Ilustrasi pertumbuhan tanaman. Foto : GoranH via Pixabay
FLORIDA, BERITALINGKUNGAN.COM– Perubahan iklim terus mengubah pola kehidupan di bumi, termasuk siklus tumbuh tanaman. Para ilmuwan kini berhasil mengembangkan metode untuk memprediksi perubahan ini dengan lebih akurat berkat data bersejarah dan inovasi ilmiah terbaru.
Pada 1887, tradisi Groundhog Day lahir di Pennsylvania, mencerminkan upaya manusia dalam memahami perubahan musim. Namun, kemampuan kita memprediksi waktu datangnya musim semi masih terbatas dibandingkan dengan prediksi cuaca. Penelitian baru yang dipublikasikan dalam Communications Earth & Environment berhasil meningkatkan akurasi prediksi perubahan musim dengan memanfaatkan data sains warga tertua di AS, yang dikumpulkan sejak abad ke-19.
Tim peneliti menemukan dokumen tua berisi ribuan pengamatan fenologi (pola kehidupan tanaman dan hewan) yang diterbitkan oleh Kantor Paten AS di bawah pengawasan Dr. Franklin Hough. Data ini mencakup waktu tumbuh daun dan berbunga dari Michigan hingga Florida selama lebih dari 150 tahun terakhir.
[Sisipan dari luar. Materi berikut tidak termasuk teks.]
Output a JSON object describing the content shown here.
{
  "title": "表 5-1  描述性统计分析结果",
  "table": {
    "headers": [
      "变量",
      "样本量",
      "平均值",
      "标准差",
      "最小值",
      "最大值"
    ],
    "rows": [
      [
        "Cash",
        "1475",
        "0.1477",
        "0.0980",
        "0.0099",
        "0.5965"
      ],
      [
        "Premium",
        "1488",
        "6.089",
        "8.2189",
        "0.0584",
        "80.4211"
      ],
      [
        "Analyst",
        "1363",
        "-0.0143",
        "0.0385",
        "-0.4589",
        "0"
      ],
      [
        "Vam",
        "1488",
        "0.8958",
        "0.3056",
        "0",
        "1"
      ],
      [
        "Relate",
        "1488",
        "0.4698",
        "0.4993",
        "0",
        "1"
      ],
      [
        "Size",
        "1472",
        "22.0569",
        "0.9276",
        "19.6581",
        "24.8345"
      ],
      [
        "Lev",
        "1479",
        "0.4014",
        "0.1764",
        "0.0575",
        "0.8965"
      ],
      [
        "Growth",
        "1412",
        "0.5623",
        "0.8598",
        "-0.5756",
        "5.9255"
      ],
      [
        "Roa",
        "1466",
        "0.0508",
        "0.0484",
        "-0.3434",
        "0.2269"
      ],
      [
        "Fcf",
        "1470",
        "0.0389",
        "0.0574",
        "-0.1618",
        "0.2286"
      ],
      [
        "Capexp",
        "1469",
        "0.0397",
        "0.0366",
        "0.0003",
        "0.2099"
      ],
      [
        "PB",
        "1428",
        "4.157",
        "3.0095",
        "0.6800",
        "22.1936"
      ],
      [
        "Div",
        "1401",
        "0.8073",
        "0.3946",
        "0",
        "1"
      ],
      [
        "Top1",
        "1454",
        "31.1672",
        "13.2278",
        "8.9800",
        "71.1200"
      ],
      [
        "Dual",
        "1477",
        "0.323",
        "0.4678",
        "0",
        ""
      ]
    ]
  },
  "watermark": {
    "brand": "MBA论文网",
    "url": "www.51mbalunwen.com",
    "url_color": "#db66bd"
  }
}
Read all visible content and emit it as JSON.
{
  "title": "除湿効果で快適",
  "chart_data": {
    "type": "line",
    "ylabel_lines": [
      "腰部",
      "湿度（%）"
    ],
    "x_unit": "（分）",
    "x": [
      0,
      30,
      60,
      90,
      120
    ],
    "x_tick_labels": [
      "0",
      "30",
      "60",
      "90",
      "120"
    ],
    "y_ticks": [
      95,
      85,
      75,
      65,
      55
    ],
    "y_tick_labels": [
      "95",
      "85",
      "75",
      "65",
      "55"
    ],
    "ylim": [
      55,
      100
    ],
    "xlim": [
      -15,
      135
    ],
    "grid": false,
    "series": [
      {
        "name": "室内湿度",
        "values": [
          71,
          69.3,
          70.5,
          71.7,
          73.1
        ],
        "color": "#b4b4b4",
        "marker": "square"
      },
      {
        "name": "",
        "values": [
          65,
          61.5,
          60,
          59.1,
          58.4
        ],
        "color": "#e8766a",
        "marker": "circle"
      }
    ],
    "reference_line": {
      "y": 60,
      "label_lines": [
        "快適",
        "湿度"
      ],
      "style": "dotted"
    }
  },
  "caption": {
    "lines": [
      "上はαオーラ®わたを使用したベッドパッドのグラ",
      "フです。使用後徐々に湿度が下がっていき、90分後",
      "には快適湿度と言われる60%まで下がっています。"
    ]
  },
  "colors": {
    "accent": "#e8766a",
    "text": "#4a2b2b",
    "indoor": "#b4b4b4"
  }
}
Perubahan Siklus Tumbuh Tanaman
Dengan membandingkan data historis dan modern, para ilmuwan menemukan bahwa rata-rata tanaman di AS kini berbunga tiga hingga empat minggu lebih awal dibandingkan 150 tahun lalu. Hal ini menunjukkan dampak nyata perubahan iklim terhadap fenologi tanaman.
Penelitian ini juga menyoroti faktor “kecepatan pemanasan” di musim semi, yang sebelumnya diabaikan. Faktor ini mengungkap bahwa lokasi geografis dan kecepatan peningkatan suhu memainkan peran penting dalam menentukan waktu tumbuh tanaman. Sebagai contoh, maple merah (Acer rubrum) yang biasanya berbunga lebih awal, dapat dikalahkan oleh tanaman yang berbunga lebih lambat seperti azalea merah muda (Rhododendron periclymenoides) jika berada di wilayah dengan pemanasan yang lebih cepat.
Dampak pada Konservasi dan Ekosistem
Penemuan ini memberikan alat penting bagi konservasionis untuk memprediksi pola ekosistem di masa depan. Sebagai suhu global yang terus meningkat, tanaman dan hewan tak hanya mengubah waktu aktivitas mereka, tetapi juga lokasi habitat mereka.
Menurut Rob Guralnick dari Florida Museum of Natural History, pemahaman yang lebih baik tentang pola ini akan membantu melindungi keanekaragaman hayati yang tersisa. “Dengan pendekatan holistik, kita semakin dekat untuk memahami dunia yang akan datang dan bagaimana mengelolanya,” ujar Rob seperti dikutip Beritalingkungan.com dari laman floridamuseum.ufl.edu (18/12/2024).
Penelitian ini didukung oleh National Science Foundation dan USDA National Institute of Food and Agriculture, membuka jalan bagi upaya pelestarian ekosistem yang lebih adaptif di tengah krisis iklim (Marwan Aziz).